What about Obama's hunt? We're told to expect the unexpected, with whispers he may appoint recent or current Republicans such as Michael Bloomberg (yes, a billionaire plutocrat), Ann Veneman, or Chuck Hagel. The Democratic Party has long been enmeshed in the same corrupt hunt for money as the Republicans: Obama himself took money from the coal industry and in return opposed Kyoto until 2004. He has spoken out against this kind of corruption – but he keeps Hoovering up the cash, even now.

Why? Because it is these big moneyed interests that end up defining what counts as the "political centre" in US politics. For example, 80 per cent of American citizens consistently say the government should guarantee healthcare for everyone – yet this is considered left-wing and way-out-there. The New York Times says there is "no political support" for it, and Obama doesn't advocate it. Why? Because no huge corporations or super-rich donors will cough up cash for campaigns calling for it. They make huge profits from the current system – so they only support its political defenders. When Obama is applauded by pompous pundits for moving to The Centre, they don't mean he is getting closer to centre of The People, but to centre of The Money.

Yet the politicians who have best articulated this seem to be dropping out of the Veepstakes. John Edwards has apparently been outed as having a love-child. Al Gore doesn't want to do it. And Jim Webb – the senator from Virginia – has said firmly he won't do the job.

But it's worth dwelling for a moment on Webb, because he showed it is possible for a Democrat to win in long-time Republican states by crowbar-ing open these taboos. Webb is one of the most striking figures in US politics: a boxer-novelist, an ex-Marine-intellectual, a "redneck with tattoos" (his words) who quotes Tolstoy. Webb grew up in a military family, moving all over the South. He was intensely conscious of being part of a poor but tough Scots-Irish tribe that had migrated to America from the Highlands of Scotland. He fought in Vietnam and became a Republican, serving in the Reagan administration – until he realised his tribe was being scammed by the right.

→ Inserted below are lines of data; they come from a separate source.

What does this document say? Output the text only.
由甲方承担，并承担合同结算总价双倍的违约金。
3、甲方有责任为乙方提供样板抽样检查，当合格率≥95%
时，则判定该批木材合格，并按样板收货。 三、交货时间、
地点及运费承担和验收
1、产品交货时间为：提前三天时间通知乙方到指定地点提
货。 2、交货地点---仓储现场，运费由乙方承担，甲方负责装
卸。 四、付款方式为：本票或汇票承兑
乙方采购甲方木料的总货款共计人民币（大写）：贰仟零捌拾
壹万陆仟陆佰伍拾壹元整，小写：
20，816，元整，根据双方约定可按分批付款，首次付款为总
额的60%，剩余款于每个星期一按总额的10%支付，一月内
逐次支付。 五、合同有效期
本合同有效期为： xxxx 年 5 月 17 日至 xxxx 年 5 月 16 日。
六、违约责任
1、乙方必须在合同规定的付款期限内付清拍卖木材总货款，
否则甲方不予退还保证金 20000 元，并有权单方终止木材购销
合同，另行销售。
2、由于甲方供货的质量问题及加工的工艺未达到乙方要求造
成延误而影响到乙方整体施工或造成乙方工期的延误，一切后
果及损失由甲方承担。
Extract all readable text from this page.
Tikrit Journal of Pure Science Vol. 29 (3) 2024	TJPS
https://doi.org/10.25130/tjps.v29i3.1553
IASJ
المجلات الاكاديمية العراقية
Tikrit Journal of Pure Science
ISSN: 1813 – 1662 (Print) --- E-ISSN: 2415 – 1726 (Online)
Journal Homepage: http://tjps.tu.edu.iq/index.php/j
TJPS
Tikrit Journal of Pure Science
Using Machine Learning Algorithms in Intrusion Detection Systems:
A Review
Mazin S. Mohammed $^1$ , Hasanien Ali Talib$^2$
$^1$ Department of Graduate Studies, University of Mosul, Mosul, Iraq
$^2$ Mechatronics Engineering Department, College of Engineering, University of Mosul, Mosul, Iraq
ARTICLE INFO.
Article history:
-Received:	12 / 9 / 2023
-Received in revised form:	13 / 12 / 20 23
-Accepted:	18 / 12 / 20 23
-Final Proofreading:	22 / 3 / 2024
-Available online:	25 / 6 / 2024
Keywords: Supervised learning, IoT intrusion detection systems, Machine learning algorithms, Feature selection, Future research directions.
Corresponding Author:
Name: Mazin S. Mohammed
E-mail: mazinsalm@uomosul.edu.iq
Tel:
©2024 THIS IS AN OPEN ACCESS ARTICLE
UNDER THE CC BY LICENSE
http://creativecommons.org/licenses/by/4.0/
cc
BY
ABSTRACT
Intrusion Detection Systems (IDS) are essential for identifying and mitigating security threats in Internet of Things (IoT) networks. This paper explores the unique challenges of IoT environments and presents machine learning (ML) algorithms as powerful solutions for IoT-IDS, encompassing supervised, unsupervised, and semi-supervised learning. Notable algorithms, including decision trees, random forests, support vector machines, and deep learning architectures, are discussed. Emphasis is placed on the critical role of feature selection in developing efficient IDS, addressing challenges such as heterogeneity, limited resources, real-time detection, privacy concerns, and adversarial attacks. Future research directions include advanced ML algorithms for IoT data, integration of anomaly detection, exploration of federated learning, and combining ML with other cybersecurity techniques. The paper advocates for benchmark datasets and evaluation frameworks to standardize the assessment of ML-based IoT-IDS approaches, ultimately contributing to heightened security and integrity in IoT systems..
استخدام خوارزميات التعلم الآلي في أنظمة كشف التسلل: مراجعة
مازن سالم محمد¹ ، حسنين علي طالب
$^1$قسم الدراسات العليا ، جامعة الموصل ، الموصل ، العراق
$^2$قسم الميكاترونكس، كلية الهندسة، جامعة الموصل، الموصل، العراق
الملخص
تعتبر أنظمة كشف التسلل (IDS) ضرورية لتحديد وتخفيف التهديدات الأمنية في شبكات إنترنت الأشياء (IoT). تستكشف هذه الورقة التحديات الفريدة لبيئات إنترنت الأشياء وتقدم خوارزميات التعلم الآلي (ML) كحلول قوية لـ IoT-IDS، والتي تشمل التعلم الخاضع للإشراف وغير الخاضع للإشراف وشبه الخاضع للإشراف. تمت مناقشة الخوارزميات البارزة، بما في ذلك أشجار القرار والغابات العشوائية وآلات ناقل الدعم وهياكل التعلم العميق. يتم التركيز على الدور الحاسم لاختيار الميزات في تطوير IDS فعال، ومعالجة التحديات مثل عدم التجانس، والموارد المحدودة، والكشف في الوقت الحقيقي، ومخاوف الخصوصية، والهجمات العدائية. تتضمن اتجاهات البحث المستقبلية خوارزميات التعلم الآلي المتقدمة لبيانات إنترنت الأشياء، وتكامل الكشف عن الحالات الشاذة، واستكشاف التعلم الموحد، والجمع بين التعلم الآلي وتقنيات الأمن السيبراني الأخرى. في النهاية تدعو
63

When running for the Virginia senate seat in 2004, Webb started off 33 per cent behind. Today, "populist" is an all-purpose swear-word, shot at any politician who tries to mobilise popular support against an entrenched elite. But Webb picked it up from the gutter and pinned it to his chest as a badge of pride. The great movement of Populists who emerged in the 1890s across the South were the first to fight for the direct election of Senators, a graduated income tax, and an eight-hour working day. What's to be ashamed of there?

Webb repeated their cry, warning: "The existing law in America has become class law, a disguise that allows certain privileges to flow to a few dominant groups at the expense of the many." The US system is filled with politicians "who have made Faustian bargains in order to obtain the vast sums of money necessary to fund their campaigns" and are "akin to mouthpieces for special-interest groups". He warned that the Iraq War was being promoted for profit and would be "a disaster", creating even more jihadis. Result? He trounced his money-bloated Republican opponent.

We can't solve any of the great challenges of our time – global warming, or jihadism, or spiralling inequality – until we have broken the lock the super-rich have on US politics. McCain very obviously won't do it. Does Obama want to begin the slow work of picking that lock and tossing it aside? (Yes we can, Barack.) If he does, he mustn't appoint a right-wing Veep, just to appease an artificially-constructed centre set up by the super-rich. The US should be the Land of the Free – not the Land of the Fee.